When in 2011 the people of Egypt realized their government was
getting too cozy with foreign entities, they told their president “erhal” which
is Arabic for leave.
When the aging president dragged his feet, some 30 million
Egyptians marched into the streets of cities and villages, calling on their
beloved army to remove the recalcitrant president from office. Despite the
huffing and the puffing of foreign voices that warned against such a move, the
army listened to the people it is serving and did exactly what they asked for.
A new president was elected in Egypt, and when he too became too
cozy with another set of foreigners, the people asked him to leave. When he
refused, they once again descended into the streets and asked the army to
remove him from office. The army did just that, a new president was elected …
and he happened to be from the military. His name is Abdel Fattah el-Sisi ...
affectionately referred to as Sisi.
Sisi made a bargain with the people of Egypt. He said he'll give
them what they asked for, which is strict adherence to the independence of the
country, a booming economy, and transparency in the form of constantly
explaining what the government is doing and why it is doing it. In return, he
wants the people to use the proper channels to voice their descent if any. He
said that serenity was the necessary prerequisite to having a government that
can implement the difficult program the country needs at this juncture, and he
wants the people to help him achieve that serenity.

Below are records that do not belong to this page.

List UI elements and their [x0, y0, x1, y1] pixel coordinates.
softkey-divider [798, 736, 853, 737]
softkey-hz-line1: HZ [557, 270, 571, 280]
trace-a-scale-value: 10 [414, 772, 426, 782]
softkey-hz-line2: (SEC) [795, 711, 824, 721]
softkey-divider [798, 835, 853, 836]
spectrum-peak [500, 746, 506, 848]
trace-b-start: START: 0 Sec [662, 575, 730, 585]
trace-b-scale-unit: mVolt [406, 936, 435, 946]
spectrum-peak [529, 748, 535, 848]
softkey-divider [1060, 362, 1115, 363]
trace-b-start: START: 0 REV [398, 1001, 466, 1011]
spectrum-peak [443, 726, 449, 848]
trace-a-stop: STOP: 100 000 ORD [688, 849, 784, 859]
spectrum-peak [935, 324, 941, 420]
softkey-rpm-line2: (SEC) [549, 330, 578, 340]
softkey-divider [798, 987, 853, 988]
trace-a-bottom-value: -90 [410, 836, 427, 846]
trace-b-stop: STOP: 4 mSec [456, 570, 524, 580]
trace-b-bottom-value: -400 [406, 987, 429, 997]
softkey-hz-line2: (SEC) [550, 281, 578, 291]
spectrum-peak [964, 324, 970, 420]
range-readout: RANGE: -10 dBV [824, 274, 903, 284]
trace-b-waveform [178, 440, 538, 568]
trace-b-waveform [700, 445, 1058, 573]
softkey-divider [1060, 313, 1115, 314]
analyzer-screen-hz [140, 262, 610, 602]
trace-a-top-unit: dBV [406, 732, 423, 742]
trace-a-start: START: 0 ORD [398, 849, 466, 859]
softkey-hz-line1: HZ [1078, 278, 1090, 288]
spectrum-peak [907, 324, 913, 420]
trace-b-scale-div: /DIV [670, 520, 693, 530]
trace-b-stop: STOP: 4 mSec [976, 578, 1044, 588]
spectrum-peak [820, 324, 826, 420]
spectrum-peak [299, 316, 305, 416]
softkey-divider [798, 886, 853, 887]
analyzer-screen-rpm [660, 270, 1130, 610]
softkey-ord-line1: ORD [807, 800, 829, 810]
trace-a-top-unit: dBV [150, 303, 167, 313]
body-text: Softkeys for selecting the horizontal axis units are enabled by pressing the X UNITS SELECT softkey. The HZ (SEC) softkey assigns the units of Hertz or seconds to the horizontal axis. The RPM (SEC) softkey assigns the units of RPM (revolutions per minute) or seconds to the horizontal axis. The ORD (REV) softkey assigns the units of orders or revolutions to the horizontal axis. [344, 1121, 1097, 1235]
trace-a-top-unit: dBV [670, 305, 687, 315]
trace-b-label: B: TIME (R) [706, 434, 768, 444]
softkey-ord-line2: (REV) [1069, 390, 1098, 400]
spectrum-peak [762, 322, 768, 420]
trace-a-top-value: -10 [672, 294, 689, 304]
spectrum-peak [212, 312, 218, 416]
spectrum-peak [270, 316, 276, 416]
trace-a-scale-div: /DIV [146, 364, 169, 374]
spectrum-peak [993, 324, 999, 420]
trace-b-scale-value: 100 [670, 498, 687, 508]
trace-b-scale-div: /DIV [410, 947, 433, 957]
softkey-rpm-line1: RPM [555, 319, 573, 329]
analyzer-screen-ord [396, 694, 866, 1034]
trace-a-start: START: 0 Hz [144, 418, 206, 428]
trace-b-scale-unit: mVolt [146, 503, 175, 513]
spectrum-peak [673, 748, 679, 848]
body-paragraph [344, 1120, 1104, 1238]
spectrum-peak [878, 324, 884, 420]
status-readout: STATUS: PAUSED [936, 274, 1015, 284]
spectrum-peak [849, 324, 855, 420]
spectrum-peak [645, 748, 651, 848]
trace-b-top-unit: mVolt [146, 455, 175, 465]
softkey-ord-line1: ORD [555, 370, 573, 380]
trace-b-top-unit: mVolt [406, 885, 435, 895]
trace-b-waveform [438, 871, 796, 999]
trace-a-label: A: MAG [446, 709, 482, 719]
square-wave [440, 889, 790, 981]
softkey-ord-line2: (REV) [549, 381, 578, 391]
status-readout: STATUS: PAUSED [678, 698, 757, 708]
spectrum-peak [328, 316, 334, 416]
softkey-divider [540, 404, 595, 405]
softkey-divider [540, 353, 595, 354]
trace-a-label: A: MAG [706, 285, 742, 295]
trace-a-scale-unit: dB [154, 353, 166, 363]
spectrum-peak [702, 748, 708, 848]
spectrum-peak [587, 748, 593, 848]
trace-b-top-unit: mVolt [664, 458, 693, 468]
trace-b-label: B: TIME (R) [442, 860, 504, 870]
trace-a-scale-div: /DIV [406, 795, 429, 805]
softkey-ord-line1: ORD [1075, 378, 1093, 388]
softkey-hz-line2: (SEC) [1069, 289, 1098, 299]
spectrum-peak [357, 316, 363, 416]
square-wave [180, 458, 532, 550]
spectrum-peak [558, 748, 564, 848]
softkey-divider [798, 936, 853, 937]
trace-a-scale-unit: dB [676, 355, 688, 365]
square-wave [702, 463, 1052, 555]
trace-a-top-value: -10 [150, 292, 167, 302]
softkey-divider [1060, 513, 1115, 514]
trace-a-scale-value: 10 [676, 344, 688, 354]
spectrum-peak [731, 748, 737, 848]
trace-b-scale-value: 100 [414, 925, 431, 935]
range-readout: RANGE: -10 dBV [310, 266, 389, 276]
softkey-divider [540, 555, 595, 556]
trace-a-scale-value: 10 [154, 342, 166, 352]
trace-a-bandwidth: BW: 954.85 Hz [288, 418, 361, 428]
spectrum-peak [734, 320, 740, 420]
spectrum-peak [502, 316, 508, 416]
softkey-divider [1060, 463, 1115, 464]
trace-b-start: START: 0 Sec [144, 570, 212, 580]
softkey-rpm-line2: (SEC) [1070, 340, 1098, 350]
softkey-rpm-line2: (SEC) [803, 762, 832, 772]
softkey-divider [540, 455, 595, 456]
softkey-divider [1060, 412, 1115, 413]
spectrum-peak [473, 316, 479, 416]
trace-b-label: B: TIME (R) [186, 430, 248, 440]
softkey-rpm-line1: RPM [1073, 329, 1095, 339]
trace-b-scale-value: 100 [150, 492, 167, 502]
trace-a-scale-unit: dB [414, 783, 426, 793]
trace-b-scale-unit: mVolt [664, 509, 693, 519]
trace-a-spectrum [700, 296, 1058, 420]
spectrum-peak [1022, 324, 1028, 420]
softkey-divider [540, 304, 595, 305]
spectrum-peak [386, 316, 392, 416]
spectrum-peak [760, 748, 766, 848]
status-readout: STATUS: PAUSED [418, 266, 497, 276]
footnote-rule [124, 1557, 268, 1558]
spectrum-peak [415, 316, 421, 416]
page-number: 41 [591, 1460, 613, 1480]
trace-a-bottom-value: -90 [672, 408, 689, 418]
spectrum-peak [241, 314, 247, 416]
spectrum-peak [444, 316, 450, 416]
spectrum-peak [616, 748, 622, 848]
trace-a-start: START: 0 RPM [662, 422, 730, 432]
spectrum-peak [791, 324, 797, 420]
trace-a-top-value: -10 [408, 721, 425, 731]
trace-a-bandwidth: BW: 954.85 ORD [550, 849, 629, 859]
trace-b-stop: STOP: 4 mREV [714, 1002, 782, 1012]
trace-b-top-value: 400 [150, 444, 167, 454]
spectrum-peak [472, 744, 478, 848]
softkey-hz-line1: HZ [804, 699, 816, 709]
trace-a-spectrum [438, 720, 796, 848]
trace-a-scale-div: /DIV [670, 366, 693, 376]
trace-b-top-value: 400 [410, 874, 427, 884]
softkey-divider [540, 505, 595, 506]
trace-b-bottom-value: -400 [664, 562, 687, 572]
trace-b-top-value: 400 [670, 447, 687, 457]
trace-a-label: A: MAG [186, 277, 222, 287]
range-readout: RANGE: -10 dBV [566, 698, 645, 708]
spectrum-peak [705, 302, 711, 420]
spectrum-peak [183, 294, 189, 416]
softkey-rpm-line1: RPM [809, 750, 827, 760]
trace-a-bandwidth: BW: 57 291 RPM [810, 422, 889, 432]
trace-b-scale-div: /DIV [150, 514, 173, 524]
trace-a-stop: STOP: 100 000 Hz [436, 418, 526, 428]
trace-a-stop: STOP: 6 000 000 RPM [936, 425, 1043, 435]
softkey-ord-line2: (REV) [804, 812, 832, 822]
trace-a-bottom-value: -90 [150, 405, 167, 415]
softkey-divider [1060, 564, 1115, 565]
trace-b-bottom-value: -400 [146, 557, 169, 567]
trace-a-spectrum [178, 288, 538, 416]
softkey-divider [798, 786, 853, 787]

The people of Egypt said amen to that, and Sisi formed a
government that immediately began to implement a program so ambitious, the
foreign haters that wished to see Egypt fall into chaos, began to wail their
despair. They said modernizing the Suez Canal will change the marine ecosystem
of the region. Building a dozen new cities, including a new capital, is a pipe
dream that will never be realized. Adding a million and a half acres of arable
land to the existing eight million cannot be achieved because there wasn't
enough water to do so... etc... etc... In other words, they were saying that
Egypt had died, and it was time to bury it. But Sisi managed to achieve all that
he promised and more; did it in record time, and did it with flying colors.
Because two back-to-back “revolutions” had taken their toll on
Egypt's foreign currency finances, the Sisi government had to do what the
people never wanted to see happen. Egypt accepted the IMF offer to loan it 12
billion dollars over a period of time. The big deal was not the size of the
loan for, Egypt could do without it. Rather, it was the fact that a loan from
the IMF represented a vote of confidence in the solidity of the Egyptian
economy; something the foreign investors wanted to see return to Egypt before
doing business with that country again. Well, Egypt had not yet received the
fifth two-billion tranche from the IMF when foreign money to the tune of 160
billion dollars had already poured into the country.
Now that the world has recognized that Egypt is on its way to
become the next economic tiger — as predicted on this website even during the
country's darkest moment — the braying agents of doom and gloom, are back again
playing their tricks. Because they got smart enough to hide their faces and
refrain from using their own voices, they recruited a new crop of junior doom
and gloom agents, and taught them how to bray the anti-Egypt refrain. You see
an example of this in the article that came under the title: “Egypt's Economy
Rising, Rights Declining,” written by Barak Barfi, and published on November
19, 2018 on the website of the Washington Institute.
This is a “yes but” kind of article. It says that yes, Sisi has
delivered on his promise to bring the economic boom that Egypt deserves, as
well as the stability that the people have yearned for after 5 years of turmoil
… but all is not well in the land that comes back to life every time it is left
for dead, say the doomsters. If you want to know what's wrong with Egypt, they
go on to explain, it is that—unlike Chicago where people are free to kill each
other; unlike America where the police are free to shoot them in the back—the
people of Egypt behave well, and turn against the handful that misbehaves.
In a country that's surrounded by out-of-control armed settlers,
checkpoints of humiliation, walls of apartheid and desperate suicide bombers,
Egypt remains as stable and serene as a pyramid. Its people need not be told to
say something when they see something; they do it on their own. They even
turn-in those who would endanger the security of the country.